Reveal Review Publication

Creating Document Text Sets

Text Sets are administered in the Reveal Review Manager under the Project Setup panel, using the Text Sets link. Text sets are searchable text groups defined by import stream, for example extracted text, optical character recognition (OCR), translation or transcription. Each may be indexed separately and have its parameters defined, including maximum document size and edited common words lists. The sets to be imported and indexed are selected during Document import.

603d07e936b13.png

Default text sets in a newly-created Reveal Project are:

  • Native / HTML - Extracted HTML from native files.

  • Extracted - Extracted text from native files, such as Word documents, email messages, PowerPoint slides or Excel spreadsheets.

  • OCR / Loaded - Text loaded from a file or from OCR text documents accompanying images.

  • Transcription - Default text set for audio/video transcriptions.

Additional text sets may be added for Translations, for Manual OCR, or for sets of documents requiring a specially-defined Common Words list.

Note

As will be seen below, text sets require that you specify the path to the text files to be imported. This must be done before creating the text set, so the first thing to be done when creating a text set is to create the field that will hold the path to the text files if it does not already exist.

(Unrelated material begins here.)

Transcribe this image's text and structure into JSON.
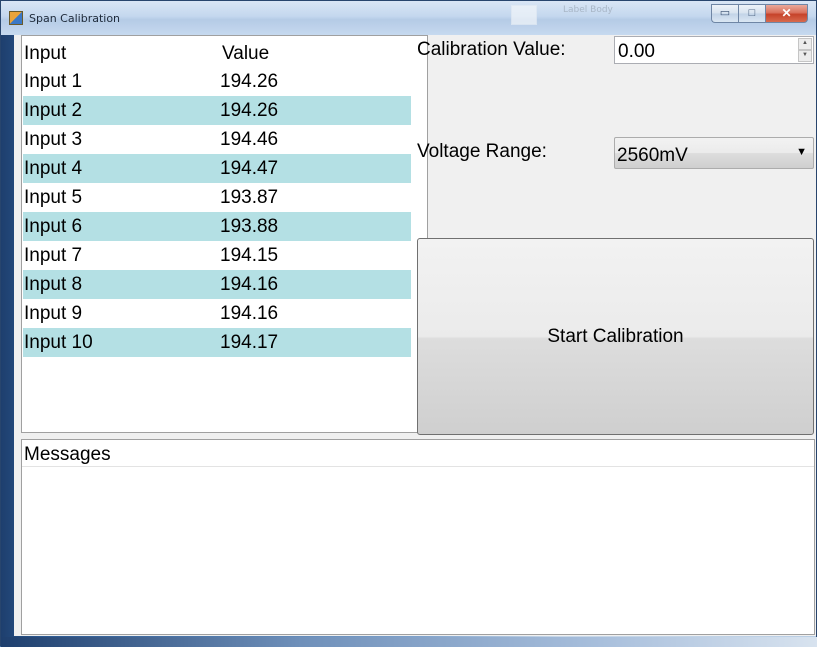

To create a field, go to Project Setup -> Fields and click New Field. The Field Table Name should be set out in caps with an underscore character separating any words; there is no such constraint on the Field Display Name. Field Data Type should remain as Text. Save with remaining default settings by clicking Add Field. See Creating New Fields for more information.

To create a text set:

603d07eb6bd57.png

General Tab

  • Open Text Sets in the Project Setup pane within Reveal Review Manager.

  • Click the New button. You will then be presented with a number of items to configure for the new text set:

    • Name is how the text set will be referenced in Reveal in areas such as indexing, searching, and during review. The name should readily identify the origin or character of the documents to be included in the text set. E.g., Native / HTML - Redacted.

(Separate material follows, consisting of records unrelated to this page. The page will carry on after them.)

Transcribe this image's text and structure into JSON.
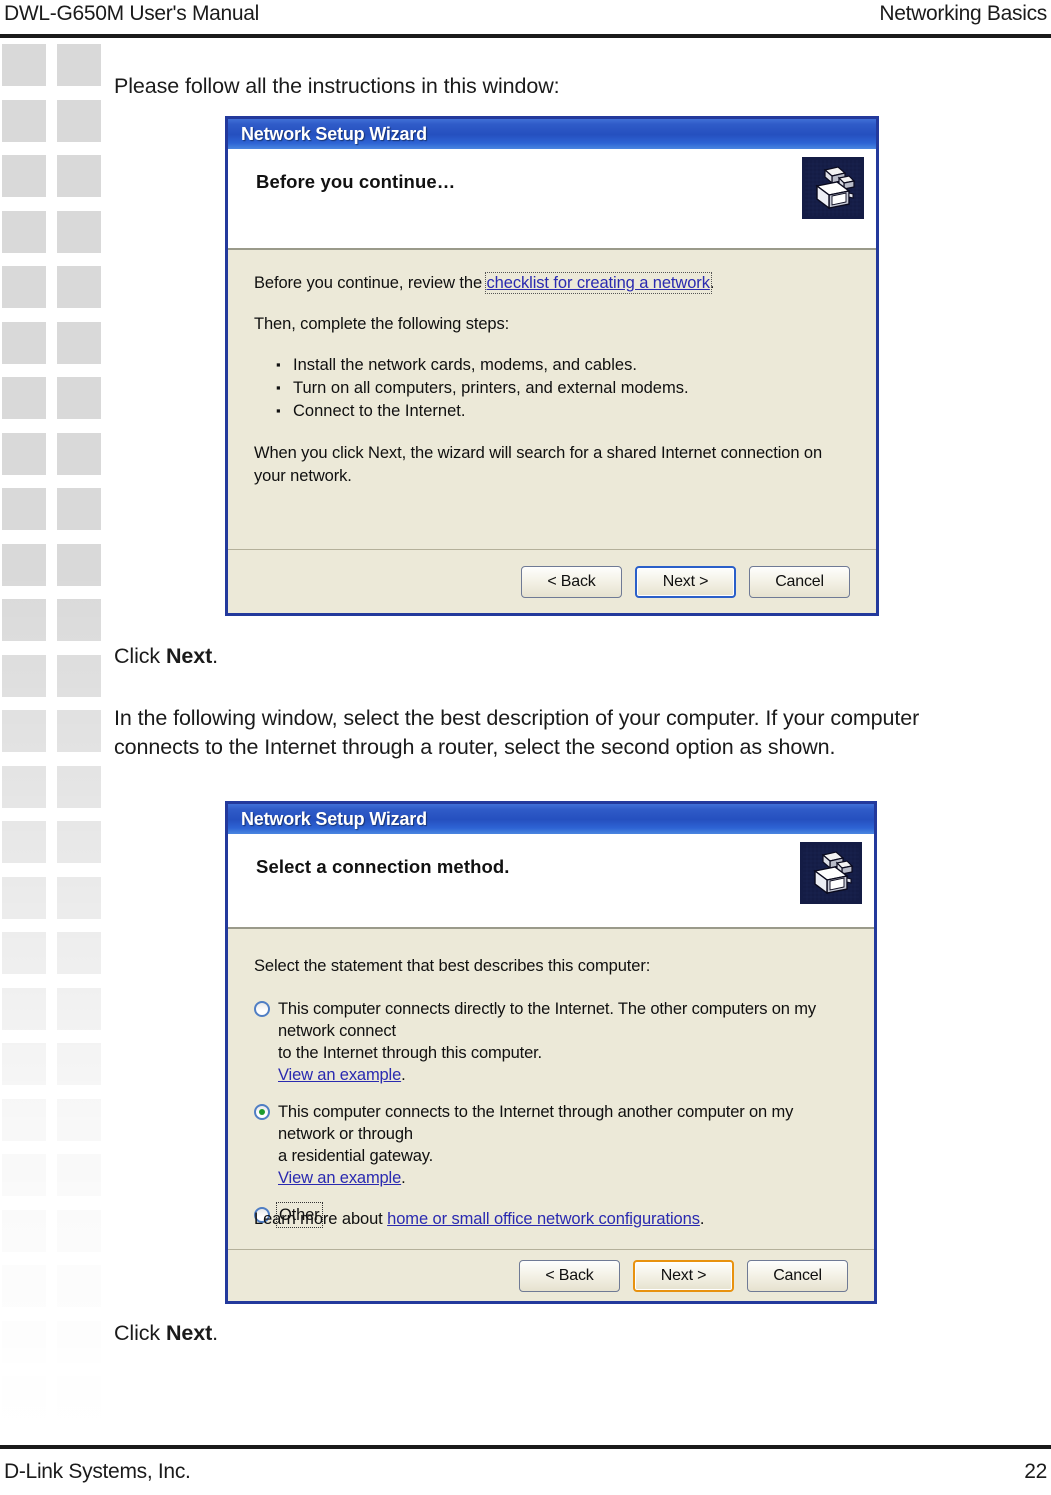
{
  "page": {
    "header_left": "DWL-G650M User's Manual",
    "header_right": "Networking Basics",
    "footer_left": "D-Link Systems, Inc.",
    "footer_page_number": "22"
  },
  "body": {
    "intro": "Please follow all the instructions in this window:",
    "click_next_1_prefix": "Click ",
    "click_next_1_bold": "Next",
    "click_next_1_suffix": ".",
    "paragraph_2_line1": "In the following window, select the best description of your computer. If your computer",
    "paragraph_2_line2": "connects to the Internet through a router, select the second option as shown.",
    "click_next_2_prefix": "Click ",
    "click_next_2_bold": "Next",
    "click_next_2_suffix": "."
  },
  "dialog1": {
    "title": "Network Setup Wizard",
    "heading": "Before you continue…",
    "icon": "network-computers-icon",
    "intro_prefix": "Before you continue, review the ",
    "intro_link": "checklist for creating a network",
    "intro_suffix": ".",
    "then_line": "Then, complete the following steps:",
    "steps": [
      "Install the network cards, modems, and cables.",
      "Turn on all computers, printers, and external modems.",
      "Connect to the Internet."
    ],
    "closing": "When you click Next, the wizard will search for a shared Internet connection on your network.",
    "buttons": {
      "back": "< Back",
      "back_accel": "B",
      "next": "Next >",
      "next_accel": "N",
      "cancel": "Cancel",
      "focused": "next",
      "focus_color": "#2a5fc9"
    }
  },
  "dialog2": {
    "title": "Network Setup Wizard",
    "heading": "Select a connection method.",
    "icon": "network-computers-icon",
    "prompt": "Select the statement that best describes this computer:",
    "options": [
      {
        "selected": false,
        "line1": "This computer connects directly to the Internet. The other computers on my network connect",
        "line2": "to the Internet through this computer.",
        "link": "View an example",
        "link_suffix": ".",
        "accel": "c"
      },
      {
        "selected": true,
        "line1": "This computer connects to the Internet through another computer on my network or through",
        "line2": "a residential gateway.",
        "link": "View an example",
        "link_suffix": ".",
        "accel": "m"
      },
      {
        "selected": false,
        "line1": "Other",
        "line2": "",
        "link": "",
        "link_suffix": "",
        "accel": "O",
        "focused": true
      }
    ],
    "learn_more_prefix": "Learn more about ",
    "learn_more_link": "home or small office network configurations",
    "learn_more_suffix": ".",
    "buttons": {
      "back": "< Back",
      "back_accel": "B",
      "next": "Next >",
      "next_accel": "N",
      "cancel": "Cancel",
      "focused": "next",
      "focus_color": "#e8920f"
    }
  },
  "colors": {
    "titlebar_blue": "#2550bf",
    "dialog_border": "#23399c",
    "dialog_bg": "#ece9d8",
    "link_blue": "#2a2ab0",
    "radio_selected_green": "#1d9b2e",
    "margin_square_gray": "#d9d9d9"
  }
}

    • Description allows you to more fully describe the Text Set for ease of reference.

    • Enabled controls whether the Text Set will be available for use.

    • Descriptor Type identifies the kind of text in the set:

      • Text - Extracted or OCR text.

      • HTML - Native, coded text.

      • AV_Transcribe - audio/visual transcription.

    • Load Field is the field used to link text or native paths for indexing.

    • Analyzer is the text analyzer that is used on the extracted text prior to indexing. This should be set to the expected source language for your documents.

You can now control the various indexing size limits on a Text Set level, instead of across an entire case. In general, documents larger than the indicated file type defaults of 50MB are considered to contain too many words and vague or repeated terms to be useful, but this may be modified to fit the circumstances of the case and the nature of the documents to be imported to this Text Set.

Common Words Tab

Common Words are those deemed too pervasive in the language for useful indexing and searching. The Common Words set for an index can be customized on the Text Set's Common Words tab.

Circumstances of the case may move a Project Manager to modify this list. For example, in a securities matter you may wish to remove the word "put" from the Common Words list so that this kind of action can be searched, if not for the entire case, then a set of document supplied by a key Custodian.

603d07ed4f2a3.png

Caution

If you update the Common Words list you must delete its associated current indexes and then reindex to reflect the changes.